Catching Shadows: Kepler's Year-Two Transit Census
COFFEE_KLATCH · Invited
Abstract
Launched in March, 2009, NASA's Kepler Mission is poised to determine the abundance of earth-size planets in the Galaxy. The project has hosted two major data releases, providing the astronomical community with four months of nearly continuous, high-precision photometry of all stars targeted as part of the Kepler planet search. A catalog of nearly 1,000 stars with transiting planet candidates, more than 70\% of which are smaller than Neptune, accompanied the data release (Borucki et al. 2011). Ground-based follow-up observations, transit timing observations, and blend analyses have all played a major role in validating the planet interpretation, leading to major mission milestones such as the discovery of Kepler's first rocky planet, Kepler-10b, and the discovery of six transiting planets orbiting the same star, Kepler-11. Multiple transiting planet candidate systems are abundant in the released data.

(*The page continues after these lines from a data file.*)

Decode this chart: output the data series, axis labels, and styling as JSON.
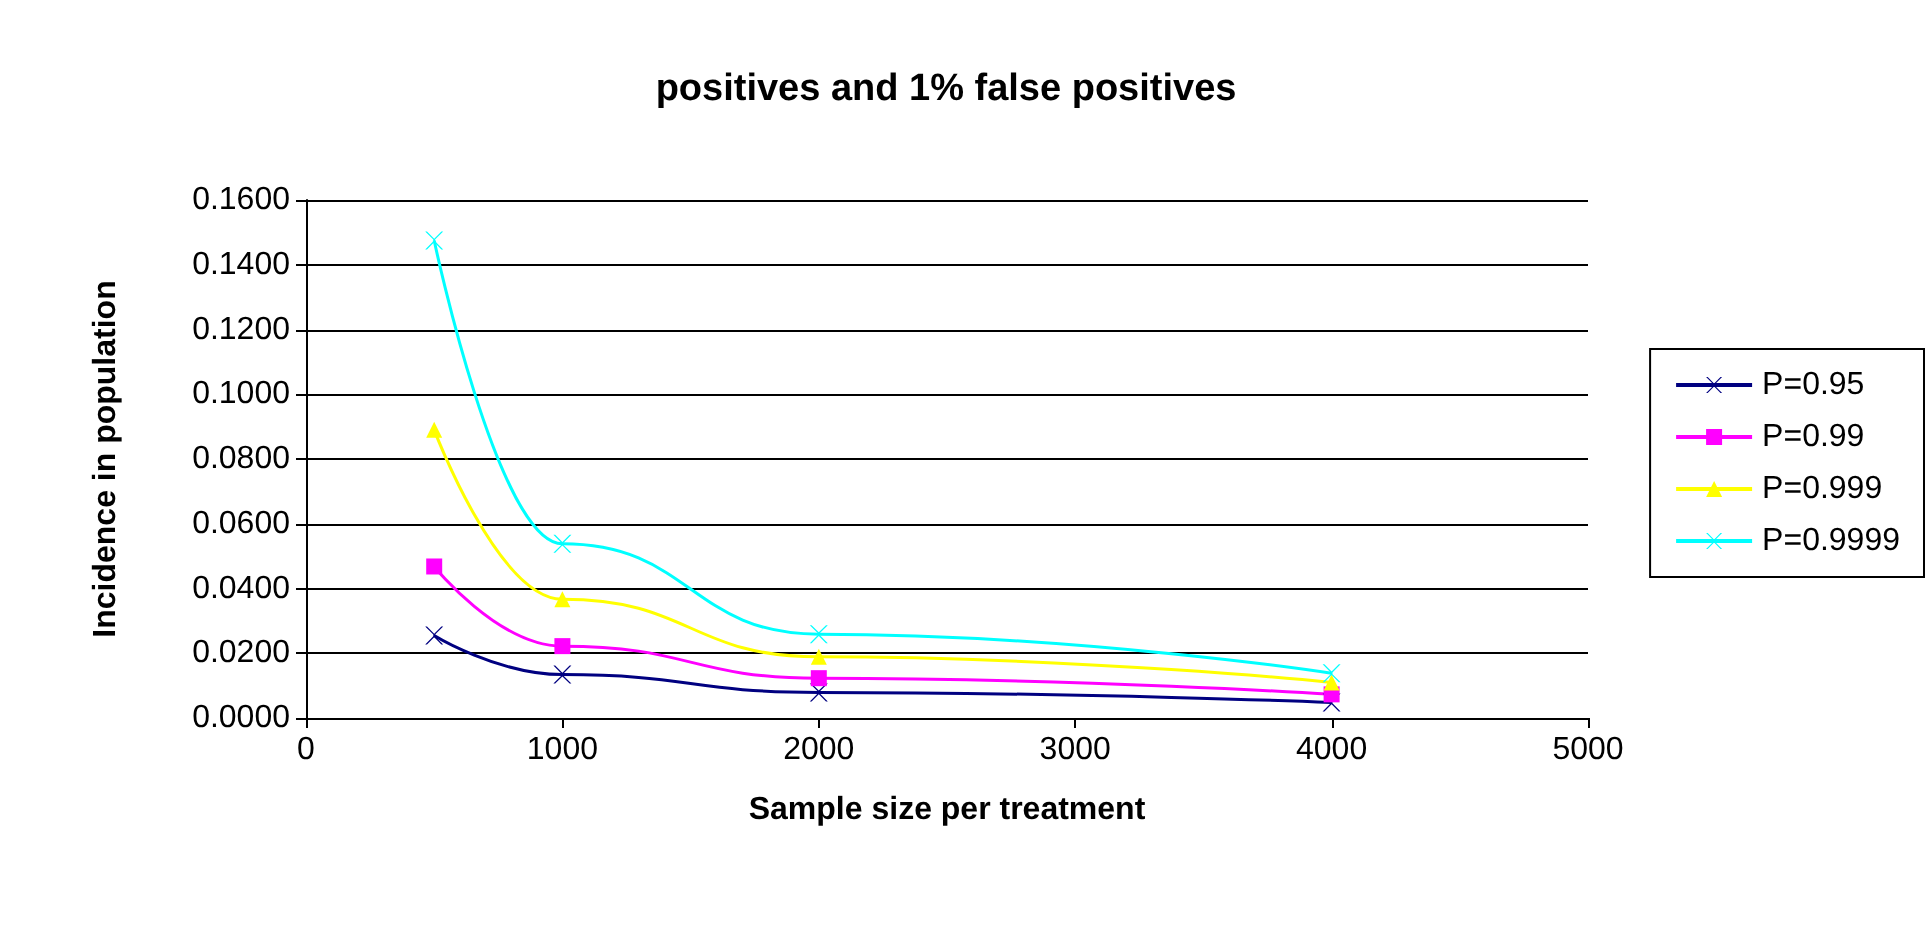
{
  "chart_data": {
    "type": "line",
    "title": "positives and 1% false positives",
    "xlabel": "Sample size per treatment",
    "ylabel": "Incidence in population",
    "x": [
      500,
      1000,
      2000,
      4000
    ],
    "series": [
      {
        "name": "P=0.95",
        "color": "#000080",
        "marker": "cross",
        "values": [
          0.0255,
          0.0134,
          0.0079,
          0.0048
        ]
      },
      {
        "name": "P=0.99",
        "color": "#ff00ff",
        "marker": "square",
        "values": [
          0.0468,
          0.0222,
          0.0123,
          0.0073
        ]
      },
      {
        "name": "P=0.999",
        "color": "#ffff00",
        "marker": "triangle",
        "values": [
          0.089,
          0.0367,
          0.0189,
          0.011
        ]
      },
      {
        "name": "P=0.9999",
        "color": "#00ffff",
        "marker": "cross",
        "values": [
          0.1475,
          0.0538,
          0.0259,
          0.0138
        ]
      }
    ],
    "xlim": [
      0,
      5000
    ],
    "xticks": [
      0,
      1000,
      2000,
      3000,
      4000,
      5000
    ],
    "ylim": [
      0,
      0.16
    ],
    "yticks": [
      {
        "value": 0,
        "label": "0.0000"
      },
      {
        "value": 0.02,
        "label": "0.0200"
      },
      {
        "value": 0.04,
        "label": "0.0400"
      },
      {
        "value": 0.06,
        "label": "0.0600"
      },
      {
        "value": 0.08,
        "label": "0.0800"
      },
      {
        "value": 0.1,
        "label": "0.1000"
      },
      {
        "value": 0.12,
        "label": "0.1200"
      },
      {
        "value": 0.14,
        "label": "0.1400"
      },
      {
        "value": 0.16,
        "label": "0.1600"
      }
    ],
    "grid": "y",
    "legend": "right"
  }
}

Dynamical studies suggest that the false-positive rate for these systems will likely be less than 10\%, and the potential for determining planet masses via transit timing variations hold much promise for confirming the smallest planet candidates. I will present an overview of Kepler's recent discoveries and our progress towards the ultimate objective which is to determine the frequency of habitable, earth-size planets.